Evans Metropolitan AME Zion Church is a historic African Methodist Episcopal church located at 301 N. Cool Spring Street in Fayetteville, Cumberland County, North Carolina. It was built in 1893–1894, and is a five bay, rectangular brick building in the Gothic Revival style. The front facade features flanking towers. Also on the property is a contributing house built in 1913 used as an office/administration building. It is a two-story frame house with a hipped roof and wraparound porch. It is one of the oldest standing Methodist churches built in Fayetteville and the second oldest standing church built in the city, next to the First Presbyterian Church in Anne Street.

It was listed on the National Register of Historic Places in 1983.

== History ==
The first church built on the site of the current church was first founded in the 1800 by free black preacher Henry Evans and was first chartered in 1801 as Evans Chapel. The city first served both black and white people, up until the establishment of the Hay Street United Methodist Church, where it then became a predominantly black congregation.

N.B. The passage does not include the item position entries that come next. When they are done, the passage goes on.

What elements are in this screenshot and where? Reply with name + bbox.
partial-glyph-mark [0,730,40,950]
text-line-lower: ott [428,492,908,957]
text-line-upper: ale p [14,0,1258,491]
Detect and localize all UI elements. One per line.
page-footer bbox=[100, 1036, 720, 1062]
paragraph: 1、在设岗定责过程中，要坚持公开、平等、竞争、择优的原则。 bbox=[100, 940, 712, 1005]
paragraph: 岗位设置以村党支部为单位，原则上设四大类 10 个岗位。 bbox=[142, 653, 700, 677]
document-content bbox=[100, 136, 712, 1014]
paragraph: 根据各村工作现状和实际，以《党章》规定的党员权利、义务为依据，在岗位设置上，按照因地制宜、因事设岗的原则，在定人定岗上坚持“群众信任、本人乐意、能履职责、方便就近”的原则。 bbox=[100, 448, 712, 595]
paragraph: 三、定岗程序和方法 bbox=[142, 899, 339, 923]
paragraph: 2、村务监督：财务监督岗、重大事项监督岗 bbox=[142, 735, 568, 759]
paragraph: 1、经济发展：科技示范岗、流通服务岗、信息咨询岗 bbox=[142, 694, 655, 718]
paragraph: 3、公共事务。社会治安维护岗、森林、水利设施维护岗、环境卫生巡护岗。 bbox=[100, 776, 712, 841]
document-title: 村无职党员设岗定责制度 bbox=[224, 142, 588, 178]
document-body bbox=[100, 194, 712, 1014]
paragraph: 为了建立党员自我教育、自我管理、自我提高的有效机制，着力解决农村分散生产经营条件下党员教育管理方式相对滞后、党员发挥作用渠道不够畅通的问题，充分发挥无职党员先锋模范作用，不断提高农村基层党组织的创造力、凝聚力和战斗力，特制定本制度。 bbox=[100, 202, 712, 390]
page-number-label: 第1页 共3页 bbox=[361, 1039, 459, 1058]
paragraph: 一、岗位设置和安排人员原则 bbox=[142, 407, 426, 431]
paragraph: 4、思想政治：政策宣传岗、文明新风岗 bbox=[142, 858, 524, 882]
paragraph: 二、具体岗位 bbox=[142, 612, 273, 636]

After the American Civil War by 1872, the chapel became part of the African Methodist Episcopal Zion Church. In 1893, construction begun to replace the previous structure with the present one. Constructions tasks were carried out by black artisans from the local community.

In September 2018, Hurricane Florence struck Fayetteville, leaving the building being severely damaged as a result. It wasn't immediately rebuilt for five years and was reopened in February 2023.

== Description ==
The church exhibits the Gothic Revival style built on a rectangular floor plan with an east-west orientation. Two towers face the eastern façade and the middle bays are filled with elongated lancet windows above small basement windows. The towers both have double door entrances with lancet windows and pyramidal cap roofs with finials at the top.

The sides of the church have four bays, each of them consists of a lancet window and are divided by brick buttresses. The rear has a small frame extension and a rectangular apse which houses the choir and pipe organ.

The inside has a basement, a main floor ordered by the narthex, nave, and then the chancel, and a full balcony on all four sides. The interior is faced with beaded boards, making the structure having a dim lighting.

The walls were clad with beaded wainscoting and double horizontal polished boards. The ceiling is heavily beamed with a cross-tie intersection at the main bressummer running the length of the church. The ceiling is filled with the beaded boards and are set in a herringbone pattern. The apron is also face with beaded boards as well.